I am a Beginner, how shall I start:
I’ll say this again:
Hmmm, so here are some resources that have helped shape most of the modern hotshot ML Experts and you, my dear reader, will be next to avail this treasure.
Machine Learning by Andrew Ng: It’s one of the most popular courses and people usually start with this course to understand how machine learning works. The course is taught by Andrew Ng, an adjunct professor at Stanford University and a pioneer in machine learning and deep learning. The course has no prerequisite except basic mathematics and programming knowledge, it is meant for beginners and teaches everything from scratch. The only thing missing in the course content is some popularly used machine learning algorithms like Naive Bayes, Random Forest, Decision Trees, etc, but don’t worry, I have got all of these covered in the next course.Course Link
Machine Learning A-Z: If you have gone through the machine learning course by Andrew Ng, you probably now want to see those algorithms working and build some applications using them. This course is mostly focussed on practical machine learning which unlike Andrew Ng’s course doesn’t dive deep into mathematics and focuses more on intuitive understanding and programming aspects. The course instructor, Kirill Eremenko gives a walkthrough to each line of code and makes you understand how to use different machine learning libraries. This course will leave you with one or two machine learning projects which you can put in your CV and can even use in hackathons.Course Link
Deep Learning specialization: Coming to modern machine learning techniques, deep learning, this specialization takes you from the very scratch of neural networks to modern architectures like CNN, RNN, etc. The specialization consists of a set of 5 courses which may be taken individually or as a complete specialization, all of the courses are taught by Andrew Ng and have got very well structured programming assignments that gets you comfortable with Tensorflow and Keras. Along with the programming exercises, the courses also get into the depth of mathematics and the core working of the deep learning algorithms.Course Link
Deep Learning A-Z: Don’t have the patience of completing those 5 long exhausting courses, no worries, try this course, from the very start of this course you will get your hands on the modern deep learning frameworks and will use them throughout the course to build some amazing applications.

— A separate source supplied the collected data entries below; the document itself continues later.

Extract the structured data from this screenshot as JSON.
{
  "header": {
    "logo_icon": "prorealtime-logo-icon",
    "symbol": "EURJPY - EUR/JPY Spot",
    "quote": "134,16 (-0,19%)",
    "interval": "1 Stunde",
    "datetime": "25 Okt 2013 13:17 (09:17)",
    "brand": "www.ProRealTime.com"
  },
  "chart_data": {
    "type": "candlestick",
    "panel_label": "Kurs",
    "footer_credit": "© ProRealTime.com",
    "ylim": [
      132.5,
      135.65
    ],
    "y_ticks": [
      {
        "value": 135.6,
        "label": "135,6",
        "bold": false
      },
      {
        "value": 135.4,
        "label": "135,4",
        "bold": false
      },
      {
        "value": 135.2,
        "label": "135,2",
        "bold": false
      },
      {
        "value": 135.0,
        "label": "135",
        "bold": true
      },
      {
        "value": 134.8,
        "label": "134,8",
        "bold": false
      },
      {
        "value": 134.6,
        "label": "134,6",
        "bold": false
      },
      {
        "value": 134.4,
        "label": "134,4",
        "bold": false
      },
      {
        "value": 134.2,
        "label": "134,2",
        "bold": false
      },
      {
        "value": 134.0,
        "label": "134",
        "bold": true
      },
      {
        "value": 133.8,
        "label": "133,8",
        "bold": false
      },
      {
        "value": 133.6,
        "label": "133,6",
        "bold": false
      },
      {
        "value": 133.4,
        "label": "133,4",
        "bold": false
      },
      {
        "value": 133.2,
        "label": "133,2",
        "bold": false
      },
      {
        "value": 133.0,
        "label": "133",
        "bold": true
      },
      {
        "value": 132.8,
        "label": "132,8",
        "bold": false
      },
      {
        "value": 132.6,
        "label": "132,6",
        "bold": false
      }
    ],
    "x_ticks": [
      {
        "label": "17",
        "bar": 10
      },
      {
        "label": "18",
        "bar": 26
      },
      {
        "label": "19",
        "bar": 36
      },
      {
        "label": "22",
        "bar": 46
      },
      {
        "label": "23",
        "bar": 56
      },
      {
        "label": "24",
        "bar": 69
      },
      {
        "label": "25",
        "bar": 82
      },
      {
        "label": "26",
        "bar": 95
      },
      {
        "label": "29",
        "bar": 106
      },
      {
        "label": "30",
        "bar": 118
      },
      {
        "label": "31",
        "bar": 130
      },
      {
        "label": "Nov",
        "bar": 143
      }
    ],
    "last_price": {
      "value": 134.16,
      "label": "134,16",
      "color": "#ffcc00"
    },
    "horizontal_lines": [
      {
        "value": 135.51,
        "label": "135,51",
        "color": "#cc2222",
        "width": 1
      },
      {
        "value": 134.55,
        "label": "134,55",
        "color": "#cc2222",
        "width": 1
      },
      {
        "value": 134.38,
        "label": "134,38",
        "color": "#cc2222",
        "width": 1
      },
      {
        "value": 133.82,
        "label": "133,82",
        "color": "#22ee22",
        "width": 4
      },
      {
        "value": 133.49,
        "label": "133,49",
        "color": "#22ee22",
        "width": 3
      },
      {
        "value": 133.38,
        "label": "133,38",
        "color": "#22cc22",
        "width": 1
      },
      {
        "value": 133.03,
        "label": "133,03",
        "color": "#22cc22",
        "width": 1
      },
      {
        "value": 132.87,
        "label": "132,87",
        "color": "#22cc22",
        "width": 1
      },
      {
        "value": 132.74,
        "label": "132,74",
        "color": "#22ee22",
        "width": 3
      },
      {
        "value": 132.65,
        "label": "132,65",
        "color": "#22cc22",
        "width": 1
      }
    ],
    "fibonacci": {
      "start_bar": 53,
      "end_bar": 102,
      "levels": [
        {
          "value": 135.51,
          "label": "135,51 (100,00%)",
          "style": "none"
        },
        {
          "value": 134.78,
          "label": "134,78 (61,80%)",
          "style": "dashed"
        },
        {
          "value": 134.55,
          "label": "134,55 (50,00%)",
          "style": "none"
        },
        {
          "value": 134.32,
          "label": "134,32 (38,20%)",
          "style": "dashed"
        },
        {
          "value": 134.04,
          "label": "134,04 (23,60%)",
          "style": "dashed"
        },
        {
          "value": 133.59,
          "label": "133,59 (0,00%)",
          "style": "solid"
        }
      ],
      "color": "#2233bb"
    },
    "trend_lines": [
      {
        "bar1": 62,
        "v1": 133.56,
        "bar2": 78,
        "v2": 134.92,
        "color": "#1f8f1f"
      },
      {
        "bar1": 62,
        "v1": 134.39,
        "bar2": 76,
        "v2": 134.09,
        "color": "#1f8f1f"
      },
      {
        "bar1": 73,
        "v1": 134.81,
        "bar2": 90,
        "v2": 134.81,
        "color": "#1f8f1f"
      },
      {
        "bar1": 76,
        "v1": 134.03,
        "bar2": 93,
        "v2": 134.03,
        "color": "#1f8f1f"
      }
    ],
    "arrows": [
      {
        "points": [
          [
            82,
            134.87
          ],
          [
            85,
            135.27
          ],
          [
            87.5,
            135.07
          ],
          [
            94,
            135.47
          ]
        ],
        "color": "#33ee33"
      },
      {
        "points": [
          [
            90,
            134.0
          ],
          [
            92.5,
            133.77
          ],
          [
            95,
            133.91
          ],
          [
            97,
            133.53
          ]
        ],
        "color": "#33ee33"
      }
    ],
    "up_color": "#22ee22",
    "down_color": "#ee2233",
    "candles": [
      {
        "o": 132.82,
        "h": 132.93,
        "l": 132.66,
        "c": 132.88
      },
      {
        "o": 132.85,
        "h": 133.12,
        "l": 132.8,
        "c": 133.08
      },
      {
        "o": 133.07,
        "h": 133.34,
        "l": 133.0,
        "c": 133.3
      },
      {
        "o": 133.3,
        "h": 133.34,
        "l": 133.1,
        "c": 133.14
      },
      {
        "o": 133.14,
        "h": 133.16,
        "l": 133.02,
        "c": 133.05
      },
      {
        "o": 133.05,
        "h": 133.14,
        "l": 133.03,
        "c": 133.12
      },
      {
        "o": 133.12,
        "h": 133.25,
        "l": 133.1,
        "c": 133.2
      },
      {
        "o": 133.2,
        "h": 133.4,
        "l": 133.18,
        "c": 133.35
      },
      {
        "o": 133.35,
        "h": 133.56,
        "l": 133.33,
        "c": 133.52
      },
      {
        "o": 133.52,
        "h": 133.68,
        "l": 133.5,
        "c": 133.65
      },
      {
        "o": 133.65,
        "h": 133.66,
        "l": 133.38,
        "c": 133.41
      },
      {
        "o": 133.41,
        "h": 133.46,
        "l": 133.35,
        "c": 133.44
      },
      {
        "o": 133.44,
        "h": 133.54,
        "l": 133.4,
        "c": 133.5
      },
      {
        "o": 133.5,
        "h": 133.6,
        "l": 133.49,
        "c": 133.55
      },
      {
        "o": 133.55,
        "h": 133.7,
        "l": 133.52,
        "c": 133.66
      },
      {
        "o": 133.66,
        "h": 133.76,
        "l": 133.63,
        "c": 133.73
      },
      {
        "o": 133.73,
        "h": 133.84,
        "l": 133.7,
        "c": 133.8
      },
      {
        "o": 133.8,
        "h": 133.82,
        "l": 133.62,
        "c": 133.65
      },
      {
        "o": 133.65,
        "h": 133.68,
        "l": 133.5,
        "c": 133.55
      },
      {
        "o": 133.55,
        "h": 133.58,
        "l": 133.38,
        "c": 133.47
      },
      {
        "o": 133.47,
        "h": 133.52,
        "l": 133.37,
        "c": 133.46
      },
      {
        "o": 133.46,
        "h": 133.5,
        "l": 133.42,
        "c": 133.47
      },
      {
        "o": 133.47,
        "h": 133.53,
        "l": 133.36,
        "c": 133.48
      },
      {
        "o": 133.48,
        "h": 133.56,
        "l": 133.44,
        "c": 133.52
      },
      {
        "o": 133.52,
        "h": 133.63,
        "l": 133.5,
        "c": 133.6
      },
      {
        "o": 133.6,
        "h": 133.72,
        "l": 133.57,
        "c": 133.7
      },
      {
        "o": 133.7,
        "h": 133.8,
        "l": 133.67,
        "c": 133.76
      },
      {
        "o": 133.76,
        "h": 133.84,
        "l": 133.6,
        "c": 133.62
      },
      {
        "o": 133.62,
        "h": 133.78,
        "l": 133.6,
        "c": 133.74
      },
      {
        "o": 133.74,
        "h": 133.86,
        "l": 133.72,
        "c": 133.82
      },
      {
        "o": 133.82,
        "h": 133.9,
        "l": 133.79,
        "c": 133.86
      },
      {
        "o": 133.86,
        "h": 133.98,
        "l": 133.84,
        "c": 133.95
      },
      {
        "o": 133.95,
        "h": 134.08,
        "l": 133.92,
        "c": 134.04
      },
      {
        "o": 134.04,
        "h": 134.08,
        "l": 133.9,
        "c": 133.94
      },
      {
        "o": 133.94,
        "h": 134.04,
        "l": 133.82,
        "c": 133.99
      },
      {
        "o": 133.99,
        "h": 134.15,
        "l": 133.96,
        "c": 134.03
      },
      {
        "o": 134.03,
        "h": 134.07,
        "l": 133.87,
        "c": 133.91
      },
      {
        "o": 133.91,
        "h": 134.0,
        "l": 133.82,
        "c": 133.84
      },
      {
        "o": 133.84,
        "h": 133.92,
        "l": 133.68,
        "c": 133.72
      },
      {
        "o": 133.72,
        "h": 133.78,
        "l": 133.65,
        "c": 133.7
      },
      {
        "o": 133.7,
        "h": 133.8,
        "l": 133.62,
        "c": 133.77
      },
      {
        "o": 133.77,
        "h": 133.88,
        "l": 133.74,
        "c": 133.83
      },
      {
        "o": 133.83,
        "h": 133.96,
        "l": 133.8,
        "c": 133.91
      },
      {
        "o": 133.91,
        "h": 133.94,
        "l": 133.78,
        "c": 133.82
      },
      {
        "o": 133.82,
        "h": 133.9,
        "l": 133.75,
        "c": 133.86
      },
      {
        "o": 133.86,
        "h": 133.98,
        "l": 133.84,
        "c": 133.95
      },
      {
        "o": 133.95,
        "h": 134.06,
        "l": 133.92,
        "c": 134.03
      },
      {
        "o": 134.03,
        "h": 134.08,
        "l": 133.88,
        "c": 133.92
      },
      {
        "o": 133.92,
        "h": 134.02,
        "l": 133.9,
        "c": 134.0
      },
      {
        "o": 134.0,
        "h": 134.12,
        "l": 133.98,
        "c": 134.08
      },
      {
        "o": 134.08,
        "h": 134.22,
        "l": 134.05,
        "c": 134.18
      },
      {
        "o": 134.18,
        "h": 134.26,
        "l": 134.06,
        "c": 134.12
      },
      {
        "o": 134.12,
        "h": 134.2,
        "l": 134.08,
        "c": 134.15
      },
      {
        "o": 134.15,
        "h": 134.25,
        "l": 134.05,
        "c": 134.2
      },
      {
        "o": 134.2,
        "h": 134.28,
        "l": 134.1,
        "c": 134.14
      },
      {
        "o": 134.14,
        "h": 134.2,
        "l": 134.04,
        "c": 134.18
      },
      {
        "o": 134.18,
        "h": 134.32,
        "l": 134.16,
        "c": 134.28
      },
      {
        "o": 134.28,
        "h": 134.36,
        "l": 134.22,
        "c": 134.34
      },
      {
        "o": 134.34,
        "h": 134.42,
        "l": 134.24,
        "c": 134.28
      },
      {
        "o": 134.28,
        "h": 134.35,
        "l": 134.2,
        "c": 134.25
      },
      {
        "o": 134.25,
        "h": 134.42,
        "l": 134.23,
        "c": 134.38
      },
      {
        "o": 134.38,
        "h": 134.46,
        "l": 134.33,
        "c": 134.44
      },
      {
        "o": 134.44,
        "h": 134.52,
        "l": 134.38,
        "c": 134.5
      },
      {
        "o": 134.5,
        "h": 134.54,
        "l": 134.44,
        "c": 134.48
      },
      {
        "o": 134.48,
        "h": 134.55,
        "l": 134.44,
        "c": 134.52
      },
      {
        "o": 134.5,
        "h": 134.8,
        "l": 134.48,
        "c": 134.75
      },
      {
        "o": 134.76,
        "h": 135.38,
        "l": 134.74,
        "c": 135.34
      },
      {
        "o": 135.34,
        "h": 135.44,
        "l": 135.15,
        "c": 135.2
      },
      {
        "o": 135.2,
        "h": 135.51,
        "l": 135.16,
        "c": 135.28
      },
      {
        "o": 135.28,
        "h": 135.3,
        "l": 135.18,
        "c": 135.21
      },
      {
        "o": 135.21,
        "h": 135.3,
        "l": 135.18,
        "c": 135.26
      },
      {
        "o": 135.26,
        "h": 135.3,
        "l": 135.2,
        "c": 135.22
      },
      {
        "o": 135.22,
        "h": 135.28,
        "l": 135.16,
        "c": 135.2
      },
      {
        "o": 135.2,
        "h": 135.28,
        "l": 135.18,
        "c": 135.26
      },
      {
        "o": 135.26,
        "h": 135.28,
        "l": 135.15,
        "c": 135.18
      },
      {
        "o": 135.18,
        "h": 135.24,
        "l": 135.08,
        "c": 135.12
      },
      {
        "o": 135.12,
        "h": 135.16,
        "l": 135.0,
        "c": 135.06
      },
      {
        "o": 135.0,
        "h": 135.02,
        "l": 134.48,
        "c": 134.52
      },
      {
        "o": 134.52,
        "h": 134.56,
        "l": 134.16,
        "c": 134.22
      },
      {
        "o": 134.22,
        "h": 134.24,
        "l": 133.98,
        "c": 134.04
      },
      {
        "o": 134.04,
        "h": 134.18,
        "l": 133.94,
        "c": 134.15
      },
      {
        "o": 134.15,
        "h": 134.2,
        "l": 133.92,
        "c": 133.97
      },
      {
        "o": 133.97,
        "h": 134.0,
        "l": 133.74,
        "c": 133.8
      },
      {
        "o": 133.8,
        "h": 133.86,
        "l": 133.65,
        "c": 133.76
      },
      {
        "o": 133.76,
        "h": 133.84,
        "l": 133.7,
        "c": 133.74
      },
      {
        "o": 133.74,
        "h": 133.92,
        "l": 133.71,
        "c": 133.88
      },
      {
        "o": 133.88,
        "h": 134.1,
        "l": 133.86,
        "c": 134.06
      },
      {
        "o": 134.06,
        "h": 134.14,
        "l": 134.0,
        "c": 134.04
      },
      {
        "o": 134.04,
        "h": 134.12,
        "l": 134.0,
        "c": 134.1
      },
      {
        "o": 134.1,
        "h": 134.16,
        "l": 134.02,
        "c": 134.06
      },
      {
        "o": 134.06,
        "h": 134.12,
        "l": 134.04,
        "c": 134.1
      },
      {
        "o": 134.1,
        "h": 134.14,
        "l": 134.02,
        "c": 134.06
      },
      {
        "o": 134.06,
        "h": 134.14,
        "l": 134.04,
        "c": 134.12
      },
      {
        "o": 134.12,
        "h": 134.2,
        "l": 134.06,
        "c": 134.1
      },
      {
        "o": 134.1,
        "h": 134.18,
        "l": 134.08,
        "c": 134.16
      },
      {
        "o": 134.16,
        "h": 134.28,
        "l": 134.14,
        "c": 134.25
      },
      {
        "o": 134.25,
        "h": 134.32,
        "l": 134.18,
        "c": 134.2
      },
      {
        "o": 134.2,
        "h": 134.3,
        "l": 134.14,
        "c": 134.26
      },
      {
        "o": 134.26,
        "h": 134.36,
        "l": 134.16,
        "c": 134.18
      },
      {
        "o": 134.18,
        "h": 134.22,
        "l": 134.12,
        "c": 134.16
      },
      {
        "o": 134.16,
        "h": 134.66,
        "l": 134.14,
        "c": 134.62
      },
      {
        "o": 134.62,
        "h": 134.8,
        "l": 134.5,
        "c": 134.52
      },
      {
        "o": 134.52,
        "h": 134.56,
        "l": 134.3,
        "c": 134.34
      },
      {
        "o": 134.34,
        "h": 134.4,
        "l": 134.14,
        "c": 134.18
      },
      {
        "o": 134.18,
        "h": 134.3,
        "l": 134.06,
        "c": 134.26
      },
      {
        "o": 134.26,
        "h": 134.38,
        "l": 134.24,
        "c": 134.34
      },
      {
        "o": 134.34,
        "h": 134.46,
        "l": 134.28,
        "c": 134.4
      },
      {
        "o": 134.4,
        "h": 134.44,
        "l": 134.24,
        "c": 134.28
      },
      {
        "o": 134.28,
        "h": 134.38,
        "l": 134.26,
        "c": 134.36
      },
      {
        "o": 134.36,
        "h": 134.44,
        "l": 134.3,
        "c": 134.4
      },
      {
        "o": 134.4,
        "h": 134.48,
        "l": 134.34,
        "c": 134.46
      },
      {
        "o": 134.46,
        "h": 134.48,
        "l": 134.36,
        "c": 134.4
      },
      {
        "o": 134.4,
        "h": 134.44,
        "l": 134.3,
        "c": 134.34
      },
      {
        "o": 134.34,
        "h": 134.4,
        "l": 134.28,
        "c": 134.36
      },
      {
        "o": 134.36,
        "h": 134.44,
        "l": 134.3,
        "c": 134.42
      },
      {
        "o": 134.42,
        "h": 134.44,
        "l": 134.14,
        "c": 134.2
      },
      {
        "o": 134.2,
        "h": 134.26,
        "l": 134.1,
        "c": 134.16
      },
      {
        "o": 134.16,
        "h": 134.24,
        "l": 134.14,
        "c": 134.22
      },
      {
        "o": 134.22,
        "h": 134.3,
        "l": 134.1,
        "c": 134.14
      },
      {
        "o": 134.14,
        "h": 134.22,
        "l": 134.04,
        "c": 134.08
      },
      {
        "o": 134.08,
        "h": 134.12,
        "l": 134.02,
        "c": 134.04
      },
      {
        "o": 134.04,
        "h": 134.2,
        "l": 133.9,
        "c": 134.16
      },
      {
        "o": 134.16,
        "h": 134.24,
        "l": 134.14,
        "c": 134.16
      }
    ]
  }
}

This course will teach you how to set up a deep learning environment in your own machine and will make you install important libraries and tools which help you throughout your machine learning journey.Course Link
TensorFlow: Data and Deployment Specialization: Now that you are backed up with the theory and know-how to write machine learning architectures in Python, R, Matlab, etc. It’s time you put your skills to develop an actual application, which is readily usable by the general public. The specialization consists of a set of 4 courses, teaching you how to deploy your model on the browser, Android / IOS, raspberry pi and microcontrollers. You will get an understanding of how to use a suite of tools in TensorFlow to more effectively leverage data and train your model.Course Link
Carefully choosing the right set of courses and having a continuous gradient flow in your head to learn this amazing technology will definitely bring out a machine learning expert in you and will help outperform others in hackathons.